Moving forward, New Jersey's pension, like other public pensions in the US, suffered a decline in the value of its assets during the financial meltdown. As was reported in this column several months ago, James Marketti, a member of the council representing the AFL-CIO labour union, questioned whether it was possible for the pension to unwind its alternative investments.

During his campaign for governor of New Jersey, which he won in October, Christie attacked outgoing governor Jon Corzine for his ties to Wall Street. Corzine is a former chief executive officer of Goldman Sachs.

A vital question is how does Christie view private equity investments, especially in light of the ongoing and wide-ranging investigation into pay-to-play activities involving several public pensions in the US and private equity firms?

New Jersey has not been caught up in the pay-to-play debacle and for good reason – the pension early on established rules governing campaign contributions from investment firms or their representatives to members of the investment council.
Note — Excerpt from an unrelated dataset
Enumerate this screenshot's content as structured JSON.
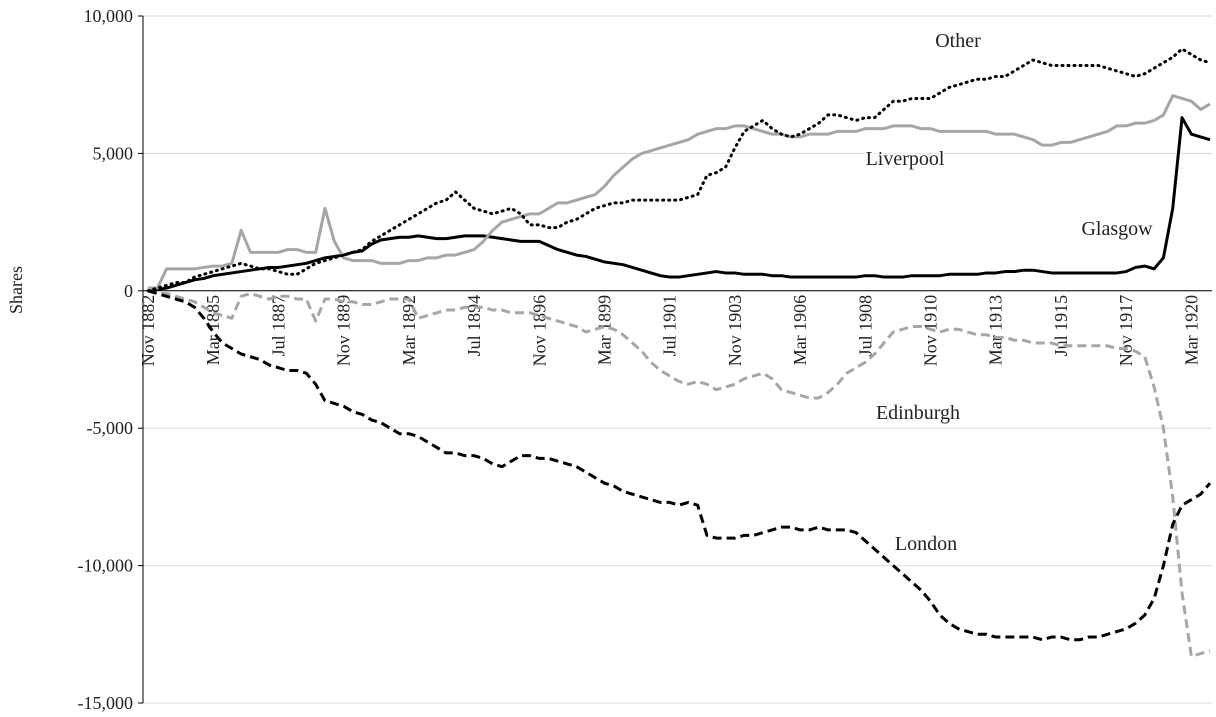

In hindsight, this eradicating of political taint from the investment process in New Jersey was a prescient move.

Still, for a self-proclaimed reformer like Christie, some of the corruption that has been surrounding the alternatives industry over the past months could become political fodder as he tries to score political points with his new constituents.

A cheap and easy victory could involve rooting out “risky” alternative investments in an effort to stabilise the sadly underfunded pension. Doesn't really matter if these investments really are as risky as portrayed – the perception would be easy to sell.

New Jersey has already cut back on alternatives. Its plan for this year has been to spend between $500 million and $750 million on private equity investments, between zero and $500 million on real estate and no investments in hedge funds. The pension has mostly been looking for opportunities to invest in secondaries and debt-oriented strategies.

As well as slowing its investment pace, the pension has been a leader in negotiating with GPs to cut fund sizes. It also joined its New York and Connecticut peers in meetings with the US' Federal Deposit Insurance Corporation to talk about rules governing private equity ownership of banks and was an early investor in the government's Public-Private Investment Programme.

Christie has time to work his way through all the areas he wants to review to find ways to close the budget gap in New Jersey. There is still hope that the alternatives programme will be left alone to work the way it should work – over time.